Increasing the heap size

Solving this problem should be a simple case of increasing the heap size so more memory can be allocated without stalling. The service should then become CPU bound, and it was already established that random number generation can’t be accelerated, so we wouldn’t be able to remove this bottleneck without redefining the workload.

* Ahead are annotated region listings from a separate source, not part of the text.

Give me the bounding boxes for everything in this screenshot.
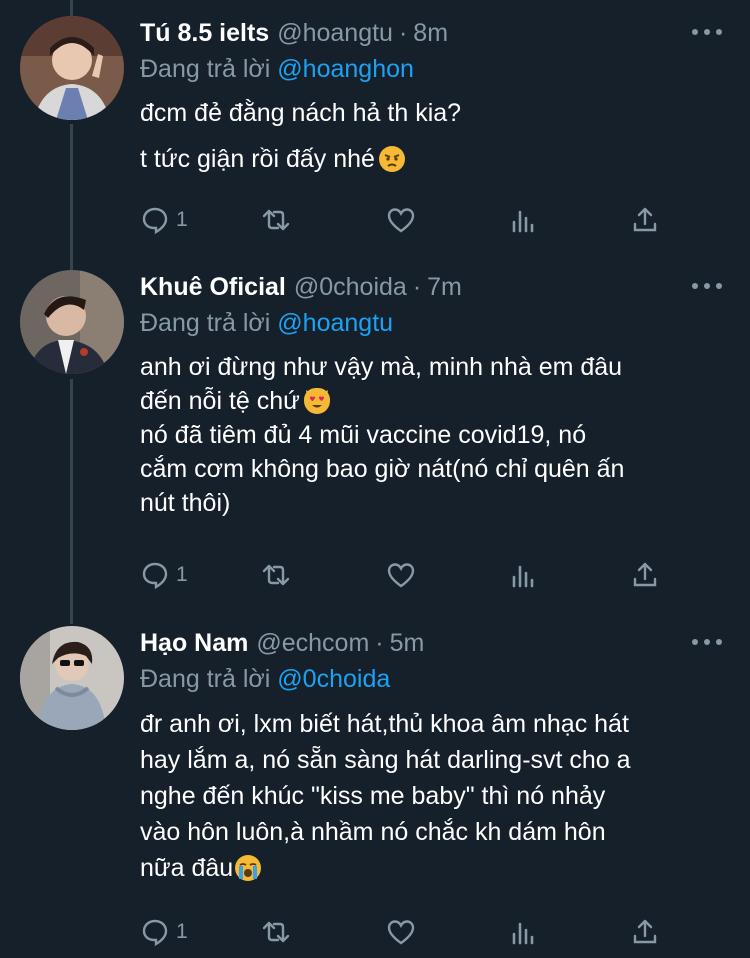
separator-dot: · <box>398 19 408 47</box>
share-icon <box>633 919 657 944</box>
timestamp[interactable]: 5m <box>390 626 425 660</box>
loudly-crying-emoji <box>235 855 262 881</box>
analytics-icon <box>512 565 534 588</box>
tweet-line: t tức giận rồi đấy nhé <box>140 142 730 176</box>
reply-button[interactable]: 1 <box>140 912 188 952</box>
separator-dot: · <box>375 629 384 657</box>
tweet-line: anh ơi đừng như vậy mà, minh nhà em đâu <box>140 353 623 381</box>
avatar[interactable] <box>20 16 124 120</box>
like-icon <box>387 208 415 233</box>
tweet-actions: 1 <box>140 555 660 595</box>
timestamp[interactable]: 8m <box>413 16 448 50</box>
username[interactable]: @0choida <box>294 270 407 304</box>
reply-label: Đang trả lời <box>140 309 271 337</box>
like-icon <box>387 920 415 945</box>
comment-icon <box>142 919 168 947</box>
tweet-line: nó đã tiêm đủ 4 mũi vaccine covid19, nó <box>140 421 587 449</box>
like-icon <box>387 563 415 588</box>
share-button[interactable] <box>630 200 660 240</box>
reply-button[interactable]: 1 <box>140 200 188 240</box>
share-button[interactable] <box>630 912 660 952</box>
reply-label: Đang trả lời <box>140 665 271 693</box>
comment-icon <box>142 207 168 235</box>
tweet-text: đr anh ơi, lxm biết hát,thủ khoa âm nhạc… <box>140 706 730 886</box>
timestamp[interactable]: 7m <box>427 270 462 304</box>
share-icon <box>633 562 657 587</box>
comment-icon <box>142 562 168 590</box>
reply-count: 1 <box>176 920 188 943</box>
like-button[interactable] <box>386 555 416 595</box>
timeline: Tú 8.5 ielts @hoangtu · 8m Đang trả lời … <box>0 0 750 958</box>
display-name[interactable]: Tú 8.5 ielts <box>140 16 269 50</box>
reply-context: Đang trả lời @0choida <box>140 662 730 696</box>
thread-line <box>70 0 73 16</box>
tweet-line: nữa đâu <box>140 850 730 886</box>
tweet-actions: 1 <box>140 912 660 952</box>
more-icon[interactable] <box>692 22 722 42</box>
analytics-button[interactable] <box>509 555 539 595</box>
reply-count: 1 <box>176 563 188 586</box>
tweet-line: đr anh ơi, lxm biết hát,thủ khoa âm nhạc… <box>140 710 629 738</box>
tweet-line: nút thôi) <box>140 489 231 517</box>
tweet-text: đcm đẻ đằng nách hả th kia? t tức giận r… <box>140 96 730 176</box>
retweet-button[interactable] <box>261 200 291 240</box>
more-icon[interactable] <box>692 276 722 296</box>
analytics-icon <box>512 922 534 945</box>
share-icon <box>633 207 657 232</box>
tweet-line: vào hôn luôn,à nhầm nó chắc kh dám hôn <box>140 818 606 846</box>
reply-mention[interactable]: @hoanghon <box>277 55 414 83</box>
reply-button[interactable]: 1 <box>140 555 188 595</box>
separator-dot: · <box>412 273 422 301</box>
heart-eyes-cat-emoji <box>303 388 330 414</box>
reply-mention[interactable]: @hoangtu <box>277 309 393 337</box>
tweet[interactable]: Khuê Oficial @0choida · 7m Đang trả lời … <box>0 270 750 610</box>
tweet-line: nghe đến khúc "kiss me baby" thì nó nhảy <box>140 782 606 810</box>
reply-context: Đang trả lời @hoanghon <box>140 52 730 86</box>
reply-context: Đang trả lời @hoangtu <box>140 306 730 340</box>
tweet[interactable]: Tú 8.5 ielts @hoangtu · 8m Đang trả lời … <box>0 16 750 256</box>
retweet-icon <box>262 209 290 231</box>
tweet-line: cắm cơm không bao giờ nát(nó chỉ quên ấn <box>140 455 625 483</box>
tweet-actions: 1 <box>140 200 660 240</box>
retweet-button[interactable] <box>261 555 291 595</box>
more-icon[interactable] <box>692 632 722 652</box>
avatar[interactable] <box>20 626 124 730</box>
tweet-line: hay lắm a, nó sẵn sàng hát darling-svt c… <box>140 746 631 774</box>
angry-face-emoji <box>378 146 405 172</box>
analytics-icon <box>512 210 534 233</box>
reply-mention[interactable]: @0choida <box>277 665 390 693</box>
avatar[interactable] <box>20 270 124 374</box>
username[interactable]: @echcom <box>256 626 369 660</box>
display-name[interactable]: Khuê Oficial <box>140 270 286 304</box>
tweet-line: đến nỗi tệ chứ <box>140 384 730 418</box>
like-button[interactable] <box>386 912 416 952</box>
tweet-text: anh ơi đừng như vậy mà, minh nhà em đâu … <box>140 350 730 520</box>
retweet-button[interactable] <box>261 912 291 952</box>
reply-count: 1 <box>176 208 188 231</box>
username[interactable]: @hoangtu <box>277 16 393 50</box>
display-name[interactable]: Hạo Nam <box>140 626 248 660</box>
reply-label: Đang trả lời <box>140 55 271 83</box>
tweet-line: đcm đẻ đằng nách hả th kia? <box>140 99 462 127</box>
retweet-icon <box>262 564 290 586</box>
tweet[interactable]: Hạo Nam @echcom · 5m Đang trả lời @0choi… <box>0 626 750 958</box>
analytics-button[interactable] <box>509 912 539 952</box>
share-button[interactable] <box>630 555 660 595</box>
analytics-button[interactable] <box>509 200 539 240</box>
like-button[interactable] <box>386 200 416 240</box>
retweet-icon <box>262 921 290 943</box>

The heap size was increased to 6GiB. Looking at the wallclock profile, we can see a change in thread state:

thread state with stalls

thread state without stalls

Before, in the top image, about half the time was in the RUNNABLE state and half in the PARKED state, afterwards the split is 3:1. The allocation stalls have gone, and none of the PARKED time is under the JavaServer.lambda$allocationStall$29() frame: the allocation stalls have disappeared. Looking at a trace of a particular request, the grey bars which represented parking have gone, and we only see the blue CPU samples:

timeline bigger heap

It’s clear the way the JVM executes the code has changed as a result of being given more resources, but it hasn’t actually reduced latency.

latency bigger heap

Increasing the number of vCPUs

The clue about what to fix next is in the timeline for the request: the CPU samples are very sparse in time and across the threads.

timeline bigger heap

We can also see a strange discrepancy between the amount of wall time sampled in the RUNNABLE state and the amount of sampled CPU time:

cpu time wall time

If the workload is now CPU bound, as we expect it to be, and it’s actually executing, then the CPU time and the wall time should be the same, but there’s 18 seconds of RUNNABLE wall time and less than 5s of CPU time. Though we don’t have a direct way to show it, this indicates that the threads are competing to get scheduled on too few vCPUs, and if we could allocate more CPU to the container, the responses should become CPU bound. As can be seen in the timeline, the workload is parallelised over 10 threads, but only 2 vCPUs were allocated. Increasing the number of vCPUs to 10, finally, reduces latency dramatically:

latency more cpu

Though they will never correspond exactly, the sampled RUNNABLE wall time and CPU times have converged:

and the timeline for a particular trace shows 10 threads with denser blue CPU samples:

What about cost?

This probably isn’t very satisfying: the cost of the running service has been increased dramatically. However, the aim was to reduce request latency for a contrived workload that isn’t amenable to optimisations. When code is at its efficient frontier (or effectively at its efficient frontier without, say, incurring huge engineering costs), there is a tradeoff between latency and cost. If you don’t have an SLA, you can just run this workload on 2vCPUs and a 1GiB heap for very little cost, and though ZGC will throttle allocations and it will be slow, things will basically work. If you do have an SLA, and optimisation is impractical or impossible, and you can’t negotiate requirements, you’ll need to incur costs and allocate more compute resources. It’s quite rare for a Java service to be at its efficient frontier, and there’s usually low hanging fruit surfaced by continuous profiling which can sometimes reduce latency and cost simultaneously.